What This Means for Chemical Traders and Buyers

The combined effect of CBAM and EU industrial decline is pushing European chemical trading towards greater flexibility in three key areas:

1.    Sourcing strategies will need to evolve as diversification of supply becomes more important, not only for price reasons but also for emissions profiles and reporting requirements. This means that transparency on carbon intensity may soon become a commercial advantage, not just a compliance obligation.

2.    Contract structures are likely to change as buyers may prefer shorter contracts, index-linked pricing, or clauses that allow for carbon-related cost adjustments. Spot sourcing and digital marketplaces will likely gain a bigger appeal in this environment as they are able to offer faster access to alternative suppliers as traditional, less-environmental chemical suppliers become uneconomic.

3.    Pricing dynamics will become more uneven as CBAM costs will not be passed on uniformly. For some chemical products and markets, suppliers will be able to add the full carbon cost to the price. In others, they will have to absorb part — or even all — of the cost to stay competitive.

A Structural Shift, Not a Temporary Disruption

CBAM is not a one-off regulatory event, but part of a broader shift towards carbon-priced trade. The problem for many chemical companies is that it comes at a time when Europe’s chemical industry is already structurally weakened.

For chemical traders and industrial buyers, the key is to look past the headlines and fearmongering over the death of European chemical production.
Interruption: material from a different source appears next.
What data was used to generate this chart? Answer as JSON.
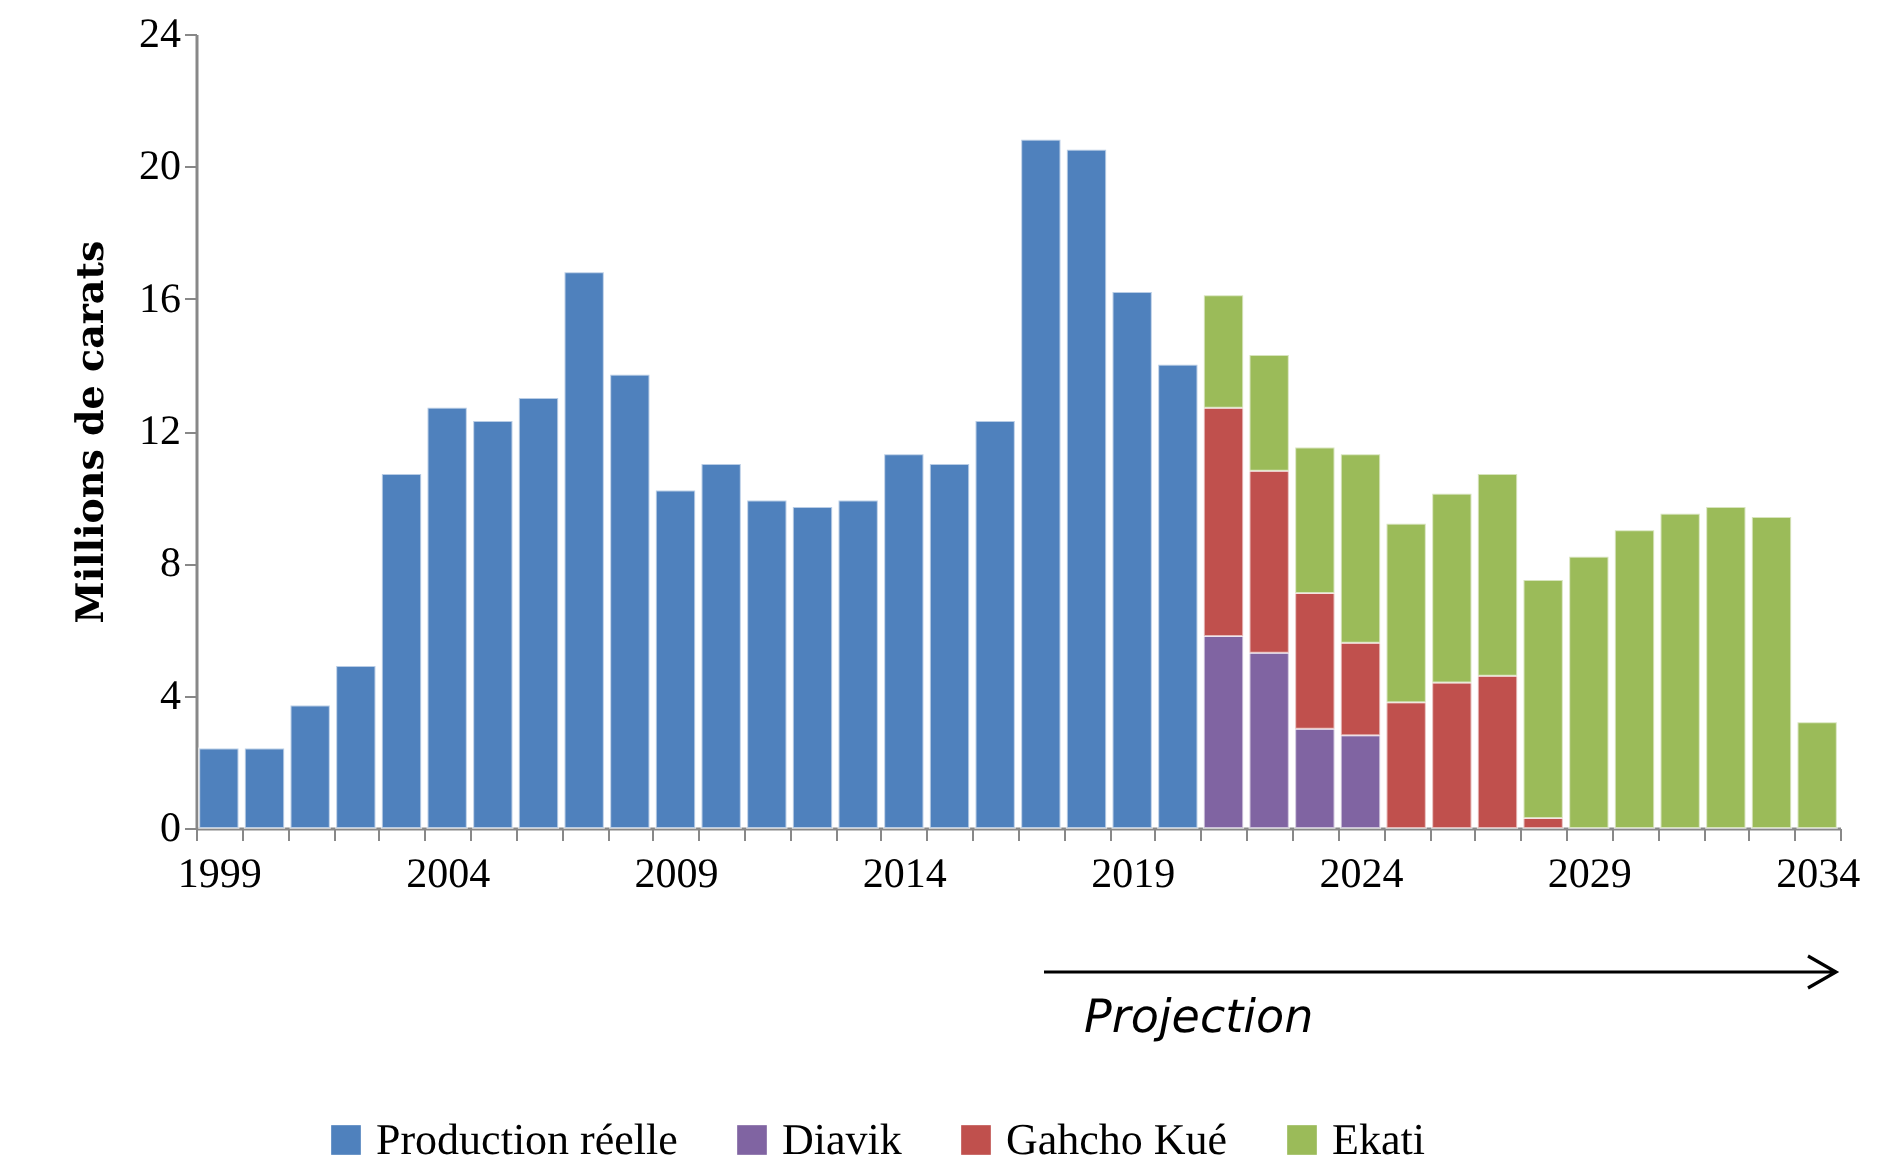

Instead, they should focus on actionable strategies, such as maintaining a clear understanding of costs, diversifying sourcing, and ensuring CBAM compliance and chemical product adjustment. Those that adapt their trading models today will be better positioned to not only navigate CBAM’s expansion but will also be able to profit from the EU’s vision of sustainability and its influence over industrial chemical markets.

As Richard John Carter, an independent consultant to the chemical industry, concludes, “2026 will see a painful continuation of the pressure to review traditional business models and beliefs.” Those willing to change will reap the biggest gains.